25
jun

Que os eventos literários são hoje cada vez mais numerosos, isso todo mundo já percebeu. Mas chama atenção o número de encontros, bate-papos e oficinas em torno do fazer literário realizados em Curitiba cidade que, nos últimos dois anos, já recebeu duas Bienais do Livro diferentes.

Para refletir sobre o tema, a edição de hoje do jornal Gazeta do Povo trouxe uma matéria comentando os principais eventos da cidade, entre eles o Autores & Ideias, do SESC-PR, do qual sou curadora. O texto questiona a participação por vezes pequena do público  no evento do SESC, por exemplo, que percorre 10 cidades paranaenses, a plateia dos municípios do interior chegou a reunir 300 pessoas, enquanto na capital houve edições com menos de 15. Em todo caso, acho complicado esperar públicos muito numerosos para discutir uma arte que sempre interessou a poucos, especialmente aquela literatura que foge do mainstream, que encanta e faz refletir. Ao contrário do cinema, do teatro e da música, cuja fruição costuma ser mesmo coletiva, a literatura é quase sempre uma atividade individual, tanto para quem a produz quanto para os que estão do outro lado. É também uma atividade menos “passiva”, porque exige a interação do leitor para acontecer, para existir. Isso, é claro, assumindo que o público dos eventos literários realmente lê aquilo que discute. Mas aí já é outro papo.

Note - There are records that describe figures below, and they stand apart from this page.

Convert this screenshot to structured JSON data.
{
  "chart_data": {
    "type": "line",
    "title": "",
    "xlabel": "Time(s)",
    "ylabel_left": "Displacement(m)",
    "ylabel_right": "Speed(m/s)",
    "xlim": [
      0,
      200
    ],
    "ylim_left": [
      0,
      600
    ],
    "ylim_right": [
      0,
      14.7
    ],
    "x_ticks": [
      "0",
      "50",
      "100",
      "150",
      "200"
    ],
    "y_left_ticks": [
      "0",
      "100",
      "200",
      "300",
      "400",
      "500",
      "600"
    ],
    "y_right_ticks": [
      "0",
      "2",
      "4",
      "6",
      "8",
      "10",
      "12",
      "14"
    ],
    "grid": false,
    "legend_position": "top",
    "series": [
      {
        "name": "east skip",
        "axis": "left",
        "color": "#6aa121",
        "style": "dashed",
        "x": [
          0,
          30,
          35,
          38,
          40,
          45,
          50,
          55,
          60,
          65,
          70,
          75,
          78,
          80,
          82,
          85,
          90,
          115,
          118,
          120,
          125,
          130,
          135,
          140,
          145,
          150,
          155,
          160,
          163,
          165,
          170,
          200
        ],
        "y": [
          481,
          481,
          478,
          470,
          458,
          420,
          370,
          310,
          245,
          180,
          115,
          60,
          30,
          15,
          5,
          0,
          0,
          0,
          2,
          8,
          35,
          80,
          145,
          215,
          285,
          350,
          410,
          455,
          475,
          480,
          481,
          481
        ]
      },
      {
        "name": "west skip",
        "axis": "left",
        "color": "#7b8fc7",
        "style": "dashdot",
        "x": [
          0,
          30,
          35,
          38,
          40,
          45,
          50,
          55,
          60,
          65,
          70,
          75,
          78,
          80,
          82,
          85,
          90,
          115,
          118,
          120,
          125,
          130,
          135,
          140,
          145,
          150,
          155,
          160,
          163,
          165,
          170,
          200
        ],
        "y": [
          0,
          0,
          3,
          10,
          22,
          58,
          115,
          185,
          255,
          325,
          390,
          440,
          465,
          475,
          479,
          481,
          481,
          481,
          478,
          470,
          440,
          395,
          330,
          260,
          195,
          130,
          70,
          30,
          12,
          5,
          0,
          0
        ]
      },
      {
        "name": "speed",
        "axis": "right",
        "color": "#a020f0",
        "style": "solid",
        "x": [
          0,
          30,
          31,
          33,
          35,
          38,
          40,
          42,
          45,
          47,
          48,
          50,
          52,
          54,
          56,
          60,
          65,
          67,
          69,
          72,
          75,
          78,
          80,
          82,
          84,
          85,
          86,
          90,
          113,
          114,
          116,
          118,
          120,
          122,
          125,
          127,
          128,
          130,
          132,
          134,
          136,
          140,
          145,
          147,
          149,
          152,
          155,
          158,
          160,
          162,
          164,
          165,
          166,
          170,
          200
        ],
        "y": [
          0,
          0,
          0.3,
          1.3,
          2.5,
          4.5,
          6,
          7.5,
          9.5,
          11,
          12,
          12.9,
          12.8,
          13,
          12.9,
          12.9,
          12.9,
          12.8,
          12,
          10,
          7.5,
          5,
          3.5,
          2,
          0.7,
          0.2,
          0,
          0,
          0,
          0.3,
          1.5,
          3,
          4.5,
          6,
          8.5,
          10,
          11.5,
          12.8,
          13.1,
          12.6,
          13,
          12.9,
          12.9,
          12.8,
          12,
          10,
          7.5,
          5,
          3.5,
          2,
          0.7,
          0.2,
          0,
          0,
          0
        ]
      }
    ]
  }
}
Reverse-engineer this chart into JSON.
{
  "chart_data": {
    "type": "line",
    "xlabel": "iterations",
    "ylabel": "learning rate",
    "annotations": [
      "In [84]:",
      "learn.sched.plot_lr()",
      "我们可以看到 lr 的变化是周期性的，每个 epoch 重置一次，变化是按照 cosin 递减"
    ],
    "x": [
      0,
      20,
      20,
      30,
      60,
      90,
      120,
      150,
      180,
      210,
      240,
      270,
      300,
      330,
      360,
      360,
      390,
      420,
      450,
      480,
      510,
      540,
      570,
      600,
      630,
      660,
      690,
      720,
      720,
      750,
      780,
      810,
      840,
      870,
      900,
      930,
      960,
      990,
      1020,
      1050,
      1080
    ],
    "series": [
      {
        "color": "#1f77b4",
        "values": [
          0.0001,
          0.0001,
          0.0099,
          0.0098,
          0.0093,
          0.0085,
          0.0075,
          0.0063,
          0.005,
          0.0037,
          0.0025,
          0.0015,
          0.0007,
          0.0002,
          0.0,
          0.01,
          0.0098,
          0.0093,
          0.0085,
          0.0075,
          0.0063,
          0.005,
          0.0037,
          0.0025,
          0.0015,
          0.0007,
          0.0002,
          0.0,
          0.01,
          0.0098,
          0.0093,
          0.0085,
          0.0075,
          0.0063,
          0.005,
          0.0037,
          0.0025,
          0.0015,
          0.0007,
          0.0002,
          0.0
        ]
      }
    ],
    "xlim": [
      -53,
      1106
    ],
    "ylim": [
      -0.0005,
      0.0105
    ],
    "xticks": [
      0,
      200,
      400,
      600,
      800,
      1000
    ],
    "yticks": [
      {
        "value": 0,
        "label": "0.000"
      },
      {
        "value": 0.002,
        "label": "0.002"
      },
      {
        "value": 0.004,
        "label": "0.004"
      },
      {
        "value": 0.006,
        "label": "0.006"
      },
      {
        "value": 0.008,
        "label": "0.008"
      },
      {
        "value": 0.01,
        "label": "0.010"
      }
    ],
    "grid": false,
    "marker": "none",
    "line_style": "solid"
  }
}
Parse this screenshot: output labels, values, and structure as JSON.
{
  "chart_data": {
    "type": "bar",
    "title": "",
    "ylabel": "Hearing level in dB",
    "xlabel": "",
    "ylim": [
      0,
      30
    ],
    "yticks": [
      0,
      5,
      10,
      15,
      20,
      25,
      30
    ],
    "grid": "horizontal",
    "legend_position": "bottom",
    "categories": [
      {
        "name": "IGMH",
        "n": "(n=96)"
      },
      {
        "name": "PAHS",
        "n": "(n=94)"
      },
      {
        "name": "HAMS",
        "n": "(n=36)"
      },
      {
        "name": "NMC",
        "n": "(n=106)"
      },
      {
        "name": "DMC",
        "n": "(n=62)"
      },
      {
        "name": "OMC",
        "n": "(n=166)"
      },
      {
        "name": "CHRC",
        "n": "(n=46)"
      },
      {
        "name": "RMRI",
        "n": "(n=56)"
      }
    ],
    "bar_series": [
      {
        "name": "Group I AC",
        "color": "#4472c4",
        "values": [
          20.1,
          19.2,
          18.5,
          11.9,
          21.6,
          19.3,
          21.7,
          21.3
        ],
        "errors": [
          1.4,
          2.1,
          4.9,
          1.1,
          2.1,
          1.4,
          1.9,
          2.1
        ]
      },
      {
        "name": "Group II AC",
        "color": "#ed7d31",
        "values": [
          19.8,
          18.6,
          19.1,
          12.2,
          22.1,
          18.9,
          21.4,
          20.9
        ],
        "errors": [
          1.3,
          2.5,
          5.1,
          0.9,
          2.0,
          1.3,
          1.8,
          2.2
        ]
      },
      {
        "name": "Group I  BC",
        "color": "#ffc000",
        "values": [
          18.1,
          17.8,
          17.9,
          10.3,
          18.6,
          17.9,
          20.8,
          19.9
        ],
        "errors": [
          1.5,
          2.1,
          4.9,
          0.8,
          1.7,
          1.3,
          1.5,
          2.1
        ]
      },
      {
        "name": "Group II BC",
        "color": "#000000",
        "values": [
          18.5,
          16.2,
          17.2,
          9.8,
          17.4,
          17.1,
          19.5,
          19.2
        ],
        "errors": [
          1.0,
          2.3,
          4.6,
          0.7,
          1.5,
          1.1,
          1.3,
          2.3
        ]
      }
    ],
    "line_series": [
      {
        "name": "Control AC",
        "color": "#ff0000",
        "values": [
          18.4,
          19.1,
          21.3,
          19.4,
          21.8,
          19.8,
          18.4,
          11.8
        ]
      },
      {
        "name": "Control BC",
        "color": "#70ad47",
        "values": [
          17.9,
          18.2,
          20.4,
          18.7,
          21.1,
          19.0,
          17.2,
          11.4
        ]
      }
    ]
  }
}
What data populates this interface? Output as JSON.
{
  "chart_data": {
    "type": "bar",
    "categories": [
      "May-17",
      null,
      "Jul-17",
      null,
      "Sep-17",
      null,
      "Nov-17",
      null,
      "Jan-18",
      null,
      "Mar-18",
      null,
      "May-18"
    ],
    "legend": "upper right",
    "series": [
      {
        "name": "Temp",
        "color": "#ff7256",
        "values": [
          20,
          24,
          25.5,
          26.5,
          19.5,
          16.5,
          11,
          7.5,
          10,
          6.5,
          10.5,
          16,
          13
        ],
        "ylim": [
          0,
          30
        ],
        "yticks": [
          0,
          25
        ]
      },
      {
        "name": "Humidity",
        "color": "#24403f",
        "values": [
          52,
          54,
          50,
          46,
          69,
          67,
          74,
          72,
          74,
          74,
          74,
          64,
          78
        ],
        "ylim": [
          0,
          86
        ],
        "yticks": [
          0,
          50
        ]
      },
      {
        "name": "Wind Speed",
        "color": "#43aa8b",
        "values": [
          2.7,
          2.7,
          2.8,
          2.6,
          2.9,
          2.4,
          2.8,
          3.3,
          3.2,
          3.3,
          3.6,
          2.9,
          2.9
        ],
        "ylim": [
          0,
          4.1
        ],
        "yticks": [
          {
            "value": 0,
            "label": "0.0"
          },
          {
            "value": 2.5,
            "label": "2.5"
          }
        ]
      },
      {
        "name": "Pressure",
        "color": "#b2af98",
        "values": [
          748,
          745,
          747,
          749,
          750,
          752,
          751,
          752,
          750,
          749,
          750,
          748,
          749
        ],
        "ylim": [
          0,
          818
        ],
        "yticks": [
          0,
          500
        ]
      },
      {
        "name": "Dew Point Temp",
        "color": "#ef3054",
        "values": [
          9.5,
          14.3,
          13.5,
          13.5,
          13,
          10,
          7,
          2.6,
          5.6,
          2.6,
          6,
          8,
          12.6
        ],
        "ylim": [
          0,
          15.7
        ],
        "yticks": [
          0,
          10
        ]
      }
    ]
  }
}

Em tempo: daqui a duas semanas acontece a Flip, a grande festa brasileira de literatura, que este ano chega a sua 9a edição. Depois de três anos, estarei lá outra vez. A missão: descobrir se Péter Esterházy usa peruca e tentar convencer o Emmanuel Carrère de um terrível bigode cresce em estágio avançado sob o seu nariz.

Na foto de Shigueo Murakami (que, aliás, tem sobrenome de escritor), eu, Fabrício Carpinejar e Sérgio Rodrigues em bate-papo sobre literatura e internet na Feira de Livros do SESC, em 2009.

08
ago

A edição deste mês do Autores e Ideias, ciclo literário promovido pelo Sesc-PR, traz como convidados os escritores Fabrício Carpinejar e Marcelino Freire, que irão conversar sobre as narrativas breves na era do Twitter.

Carpinejar é gaúcho e já publicou mais de uma dúzia de livros, sendo Mulher Perdigueira o seu mais recente. Marcelino Freire nasceu no sertão pernambucano mas vive há 20 anos em São Paulo. É autor de Angu de Sangue, BaléRalé, Contos Negreiros, entre outros, além de organizador da antologia Os Cem Menores Contos Brasileiros do Século, que reúne microcontos de até 50 letras de 100 autores brasileiros. Os dois convidados já venceram o Prêmio Jabuti, agitam a blogosfera brasileira há anos e andam despejando sua prosa curta no Twitter (como este “conto nanico” do Marcelino: “Na mesma cela, dois homens se beijam. Livres.“, ou este tweet do Carpinejar: “Pijama é fronha do corpo.”)

A terceira edição do Autores e Ideias acontece em Curitiba no Paço da Liberdade nesta terça-feira (10) às 19h30, e segue para outras quatro cidades paranaenses nos dias seguintes. Este ano, o tema do evento é a relação entre a literatura e o ciberespaço. Além das mesas-redondas estão previstos workshops, oficinas e outras atividades, todas realizadas nas unidades do Sesc-PR com entrada gratuita.